U.S. District Judge Mae D'Agostino in Albany rejected a request by the National Shooting Sports Foundation and gun manufacturers, including Smith & Wesson Brands Inc (SWBI.O) and Sturm, Ruger & Co Inc (RGR.N), to enjoin enforcement of the statute.
The ruling came a day after a gunman killed 19 children and two adults at an elementary school in Uvalde, Texas, the latest in a spate of mass shootings, prompting renewed calls by Democrats for tougher gun regulations. read more
New York Attorney General Letitia James, a Democrat, in a statement called the ruling "a moment of light and hope" following the tragedy in Uvalde and a mass shooting last week at a grocery store in Buffalo that claimed 10 lives.
The National Shooting Sports Foundation (NSSF), a trade group for the firearms industry, in a statement said it was disappointed and plans to appeal.
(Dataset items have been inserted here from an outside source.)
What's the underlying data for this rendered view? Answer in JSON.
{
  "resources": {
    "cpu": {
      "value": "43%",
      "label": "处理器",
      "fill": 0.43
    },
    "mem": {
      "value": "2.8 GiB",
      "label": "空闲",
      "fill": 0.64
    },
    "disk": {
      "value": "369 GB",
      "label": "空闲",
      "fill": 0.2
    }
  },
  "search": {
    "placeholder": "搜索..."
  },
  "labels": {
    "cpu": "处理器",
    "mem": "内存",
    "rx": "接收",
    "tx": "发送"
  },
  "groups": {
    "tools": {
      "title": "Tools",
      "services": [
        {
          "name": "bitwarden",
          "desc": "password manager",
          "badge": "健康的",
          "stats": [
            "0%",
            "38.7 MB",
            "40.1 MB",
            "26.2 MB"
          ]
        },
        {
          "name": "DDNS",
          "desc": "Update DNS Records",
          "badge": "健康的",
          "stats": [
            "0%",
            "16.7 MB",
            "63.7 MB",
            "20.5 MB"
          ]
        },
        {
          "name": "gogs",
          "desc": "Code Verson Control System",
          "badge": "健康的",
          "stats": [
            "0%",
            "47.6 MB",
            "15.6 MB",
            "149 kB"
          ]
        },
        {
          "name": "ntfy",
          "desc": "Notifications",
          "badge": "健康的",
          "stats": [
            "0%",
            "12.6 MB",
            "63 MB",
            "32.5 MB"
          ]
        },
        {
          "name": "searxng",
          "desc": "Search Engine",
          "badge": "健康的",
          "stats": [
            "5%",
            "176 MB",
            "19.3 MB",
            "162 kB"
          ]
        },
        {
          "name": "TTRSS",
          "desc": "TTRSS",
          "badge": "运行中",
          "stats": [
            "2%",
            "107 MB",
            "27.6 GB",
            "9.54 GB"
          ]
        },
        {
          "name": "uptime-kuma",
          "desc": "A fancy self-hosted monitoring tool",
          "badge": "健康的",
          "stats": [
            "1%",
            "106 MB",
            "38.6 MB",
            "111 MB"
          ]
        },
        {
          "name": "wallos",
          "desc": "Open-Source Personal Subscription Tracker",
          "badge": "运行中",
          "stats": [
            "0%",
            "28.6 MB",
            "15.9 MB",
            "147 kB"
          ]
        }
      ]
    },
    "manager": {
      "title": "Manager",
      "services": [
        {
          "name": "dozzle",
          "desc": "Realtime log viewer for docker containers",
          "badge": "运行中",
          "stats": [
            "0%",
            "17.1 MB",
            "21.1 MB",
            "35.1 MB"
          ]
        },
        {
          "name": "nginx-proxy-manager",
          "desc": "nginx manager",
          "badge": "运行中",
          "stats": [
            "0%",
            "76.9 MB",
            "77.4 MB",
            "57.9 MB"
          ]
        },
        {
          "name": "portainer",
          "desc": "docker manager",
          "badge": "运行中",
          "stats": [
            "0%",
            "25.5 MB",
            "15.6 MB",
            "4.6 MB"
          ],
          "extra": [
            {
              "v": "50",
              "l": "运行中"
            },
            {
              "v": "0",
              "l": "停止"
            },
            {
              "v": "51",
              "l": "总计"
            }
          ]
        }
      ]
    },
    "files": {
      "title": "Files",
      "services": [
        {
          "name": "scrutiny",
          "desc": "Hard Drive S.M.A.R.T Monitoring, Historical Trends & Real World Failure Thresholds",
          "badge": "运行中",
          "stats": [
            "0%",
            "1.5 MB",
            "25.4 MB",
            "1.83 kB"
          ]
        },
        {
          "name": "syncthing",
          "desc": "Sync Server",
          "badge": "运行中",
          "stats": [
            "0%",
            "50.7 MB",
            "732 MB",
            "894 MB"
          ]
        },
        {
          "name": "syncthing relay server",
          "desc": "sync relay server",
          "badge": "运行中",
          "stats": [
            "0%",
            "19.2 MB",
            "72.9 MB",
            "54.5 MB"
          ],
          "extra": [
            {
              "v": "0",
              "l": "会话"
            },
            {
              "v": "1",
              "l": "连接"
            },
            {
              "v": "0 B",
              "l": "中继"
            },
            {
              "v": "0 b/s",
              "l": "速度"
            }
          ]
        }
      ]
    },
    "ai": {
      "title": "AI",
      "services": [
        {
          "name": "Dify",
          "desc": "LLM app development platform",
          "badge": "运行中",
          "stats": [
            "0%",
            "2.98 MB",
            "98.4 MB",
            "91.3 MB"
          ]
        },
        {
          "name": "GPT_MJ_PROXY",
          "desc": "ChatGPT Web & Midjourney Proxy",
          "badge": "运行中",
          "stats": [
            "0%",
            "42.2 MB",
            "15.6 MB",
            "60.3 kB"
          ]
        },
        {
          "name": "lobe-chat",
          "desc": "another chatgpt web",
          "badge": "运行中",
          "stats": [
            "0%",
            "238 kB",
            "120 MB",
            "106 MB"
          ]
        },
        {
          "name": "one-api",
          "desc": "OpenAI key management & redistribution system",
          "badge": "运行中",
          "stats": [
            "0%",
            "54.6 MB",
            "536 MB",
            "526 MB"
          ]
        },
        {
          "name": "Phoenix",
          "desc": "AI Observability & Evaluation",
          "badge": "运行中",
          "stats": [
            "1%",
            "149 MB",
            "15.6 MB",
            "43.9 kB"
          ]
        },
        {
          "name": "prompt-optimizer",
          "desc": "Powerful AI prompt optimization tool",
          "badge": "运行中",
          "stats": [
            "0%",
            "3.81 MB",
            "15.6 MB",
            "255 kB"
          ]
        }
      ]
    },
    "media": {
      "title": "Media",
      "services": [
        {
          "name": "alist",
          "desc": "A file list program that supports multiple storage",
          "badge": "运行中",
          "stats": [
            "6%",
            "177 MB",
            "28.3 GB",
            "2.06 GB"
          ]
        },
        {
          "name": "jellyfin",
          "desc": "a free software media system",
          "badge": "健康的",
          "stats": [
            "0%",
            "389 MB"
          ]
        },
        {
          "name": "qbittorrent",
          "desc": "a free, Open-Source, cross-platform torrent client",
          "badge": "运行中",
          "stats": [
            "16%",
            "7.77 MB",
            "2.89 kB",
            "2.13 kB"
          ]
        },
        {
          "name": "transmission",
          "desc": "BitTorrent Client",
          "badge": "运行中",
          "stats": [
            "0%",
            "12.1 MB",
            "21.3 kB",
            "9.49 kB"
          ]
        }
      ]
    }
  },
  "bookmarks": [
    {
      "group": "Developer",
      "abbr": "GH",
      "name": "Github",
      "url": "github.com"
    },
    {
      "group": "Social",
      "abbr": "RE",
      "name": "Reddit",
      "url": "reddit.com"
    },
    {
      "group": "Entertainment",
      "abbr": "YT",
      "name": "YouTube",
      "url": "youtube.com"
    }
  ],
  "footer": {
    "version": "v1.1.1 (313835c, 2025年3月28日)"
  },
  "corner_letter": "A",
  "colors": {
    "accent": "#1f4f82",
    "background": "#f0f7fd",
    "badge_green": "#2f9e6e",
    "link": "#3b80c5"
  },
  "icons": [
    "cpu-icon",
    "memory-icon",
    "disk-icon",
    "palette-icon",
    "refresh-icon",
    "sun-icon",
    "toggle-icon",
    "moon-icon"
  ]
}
Others who sued with it included Glock Inc and Beretta USA.
Democratic former New York Governor Andrew Cuomo last July signed into law a measure that seeks to overcome legal hurdles that have largely shielded the industry from lawsuits related to gun violence. read more
The law allows firearm sellers, manufacturers and distributors to be sued by the state, cities or individuals for creating a "public nuisance" that endangers the public's safety and health.
The gun industry group argued the law wrongly imposes liability on companies operating anywhere in the country that make, sell or market guns or ammunition that are misused by criminals in New York.
But D'Agostino rejected arguments that the measure conflicted with the Protection of Lawful Commerce in Arms Act, which gives gunmakers protection from lawsuits, and unconstitutionally regulated interstate commerce.
D'Agostino said the law "in no way differs from the extraterritorial effect of the myriad of safety state laws and regulations with which every industry must comply."